La lutte contre la pauvreté en Chine

Dossier : Regards sur la ChineMagazine N°589 Novembre 2003
Par Jacques ATTALI (63)

En matière de pau­vre­té, comme sur tant d’autres sujets, la Chine est au pre­mier rang : les vic­times de ce qu’on y appelle la « pau­vre­té abso­lue » repré­sentent deux fois la popu­la­tion fran­çaise et leur nombre ne cesse d’augmenter.

La Chine est pour­tant le pays où la lutte contre la pau­vre­té a connu un des plus grands suc­cès dans le monde ces der­nières années. Selon le PNUD, la pro­por­tion des per­sonnes vivant avec moins d’un dol­lar par jour en Chine a chu­té de 33 % en 1990 à 16 % en 2000. Elle ne serait plus aujourd’­hui que de 15 %. La Chine est même le seul pays en déve­lop­pe­ment à avoir réus­si à atteindre les objec­tifs de lutte contre la pau­vre­té fixés par les Nations Unies. Il n’y aurait plus que 85 mil­lions d’a­nal­pha­bètes contre 180 mil­lions il y a dix ans. C’est donc un for­mi­dable suc­cès de la poli­tique globale.

Il n’empêche : la pau­vre­té est tou­jours là. Selon les chiffres offi­ciels, plus de 120 mil­lions de gens vivent encore avec moins d’un dol­lar par jour. Les deux tiers des Chi­nois n’ont pas les moyens de faire appel à un méde­cin ; et plus de 200 mil­lions de gens sur­vivent dans une telle misère, dans les cam­pagnes notam­ment, qu’ils pré­fèrent perdre tous les avan­tages sociaux liés à la séden­ta­ri­té, pour deve­nir des tra­vailleurs iti­né­rants et ten­ter de gagner, un peu mieux, leur vie ; quitte à ris­quer sur les routes l’ex­trême pré­ca­ri­té à laquelle les condamne l’illé­ga­li­té de leur situa­tion. Et ces nombres devraient aug­men­ter dans l’avenir.

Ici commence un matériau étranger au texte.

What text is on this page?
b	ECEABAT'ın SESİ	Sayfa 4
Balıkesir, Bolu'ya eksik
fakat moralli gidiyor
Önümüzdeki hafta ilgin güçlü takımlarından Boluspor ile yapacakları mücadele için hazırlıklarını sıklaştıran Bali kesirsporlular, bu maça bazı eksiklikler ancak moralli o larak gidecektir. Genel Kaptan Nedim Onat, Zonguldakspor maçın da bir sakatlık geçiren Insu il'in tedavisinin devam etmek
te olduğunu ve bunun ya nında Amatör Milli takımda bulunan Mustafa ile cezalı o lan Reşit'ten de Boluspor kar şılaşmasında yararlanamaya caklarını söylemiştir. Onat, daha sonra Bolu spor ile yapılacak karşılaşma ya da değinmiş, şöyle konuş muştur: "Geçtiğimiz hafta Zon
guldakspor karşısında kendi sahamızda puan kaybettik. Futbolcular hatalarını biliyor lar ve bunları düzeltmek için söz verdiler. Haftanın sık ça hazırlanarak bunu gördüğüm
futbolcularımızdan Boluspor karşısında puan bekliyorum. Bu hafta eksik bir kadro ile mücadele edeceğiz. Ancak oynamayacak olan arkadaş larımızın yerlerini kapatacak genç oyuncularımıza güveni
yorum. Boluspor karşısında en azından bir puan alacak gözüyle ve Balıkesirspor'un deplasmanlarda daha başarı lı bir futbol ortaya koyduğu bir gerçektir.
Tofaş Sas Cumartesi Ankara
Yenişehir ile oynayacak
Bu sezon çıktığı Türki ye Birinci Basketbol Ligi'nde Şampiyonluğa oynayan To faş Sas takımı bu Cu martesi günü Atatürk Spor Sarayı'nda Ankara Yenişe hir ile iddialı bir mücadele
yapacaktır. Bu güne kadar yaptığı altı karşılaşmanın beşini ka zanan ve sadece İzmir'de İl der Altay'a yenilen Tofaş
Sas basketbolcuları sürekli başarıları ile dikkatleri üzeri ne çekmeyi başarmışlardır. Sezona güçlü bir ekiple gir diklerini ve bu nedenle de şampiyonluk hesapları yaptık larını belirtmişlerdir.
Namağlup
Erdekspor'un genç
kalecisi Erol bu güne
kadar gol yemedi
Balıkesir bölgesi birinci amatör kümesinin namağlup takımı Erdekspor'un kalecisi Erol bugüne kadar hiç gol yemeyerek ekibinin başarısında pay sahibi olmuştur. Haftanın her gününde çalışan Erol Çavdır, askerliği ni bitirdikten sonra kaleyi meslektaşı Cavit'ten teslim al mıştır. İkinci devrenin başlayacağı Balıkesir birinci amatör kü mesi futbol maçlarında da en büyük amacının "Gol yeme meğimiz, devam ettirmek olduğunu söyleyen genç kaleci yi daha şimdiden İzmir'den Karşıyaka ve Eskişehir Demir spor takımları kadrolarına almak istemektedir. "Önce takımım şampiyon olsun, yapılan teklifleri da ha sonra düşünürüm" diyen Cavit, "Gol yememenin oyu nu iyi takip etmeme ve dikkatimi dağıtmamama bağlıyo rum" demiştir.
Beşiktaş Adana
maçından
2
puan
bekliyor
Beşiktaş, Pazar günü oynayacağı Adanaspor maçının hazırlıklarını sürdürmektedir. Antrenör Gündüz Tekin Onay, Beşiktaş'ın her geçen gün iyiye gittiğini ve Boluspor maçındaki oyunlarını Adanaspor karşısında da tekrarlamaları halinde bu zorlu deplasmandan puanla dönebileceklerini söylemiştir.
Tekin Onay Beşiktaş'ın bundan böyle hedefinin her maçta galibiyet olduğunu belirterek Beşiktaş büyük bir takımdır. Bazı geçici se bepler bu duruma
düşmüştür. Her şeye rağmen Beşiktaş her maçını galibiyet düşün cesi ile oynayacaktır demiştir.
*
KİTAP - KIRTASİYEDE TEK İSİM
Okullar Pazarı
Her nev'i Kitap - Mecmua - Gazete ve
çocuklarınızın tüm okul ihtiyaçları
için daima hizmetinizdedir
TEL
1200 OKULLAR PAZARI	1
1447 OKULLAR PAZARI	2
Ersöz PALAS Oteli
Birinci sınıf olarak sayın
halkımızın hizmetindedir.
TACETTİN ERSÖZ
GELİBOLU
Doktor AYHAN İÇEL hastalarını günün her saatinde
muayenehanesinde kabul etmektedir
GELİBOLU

Face à cela, la crois­sance ne suf­fi­ra pas à réduire les écarts. Au contraire, même si elle se pour­suit au rythme de la der­nière décen­nie elle fabri­que­ra plus de riches, plus de membres de la classe moyenne, mais aus­si plus de pauvres, en par­ti­cu­lier plus de pauvres urbains, caté­go­rie jus­qu’i­ci incon­nue offi­ciel­le­ment en Chine. L’en­trée dans l’OMC et la restruc­tu­ra­tion des entre­prises publiques enver­ront au chô­mage des dizaines de mil­lions d’ou­vriers ou d’employés. Il est pro­bable qu’à vingt ans d’i­ci plus de 400 mil­lions de Chi­nois auront glis­sé dans la très grande pau­vre­té, et qu’ils vivront pour l’es­sen­tiel dans les villes.

Les pro­grammes clas­siques de lutte contre la pau­vre­té semblent déjà insuf­fi­sants devant l’im­men­si­té du pro­blème. Ils le seront encore plus dans l’a­ve­nir. Les entre­prises ne seront pas capables de créer assez d’emplois sala­riés ; les pro­grammes d’as­sis­tance sociale ne seront jamais assez lar­ge­ment finan­cés pour jouer un rôle signi­fi­ca­tif dans cette lutte. Enfin, les trois quarts des Chi­nois n’ont pas accès au sys­tème ban­caire et ne peuvent finan­cer une petite entreprise.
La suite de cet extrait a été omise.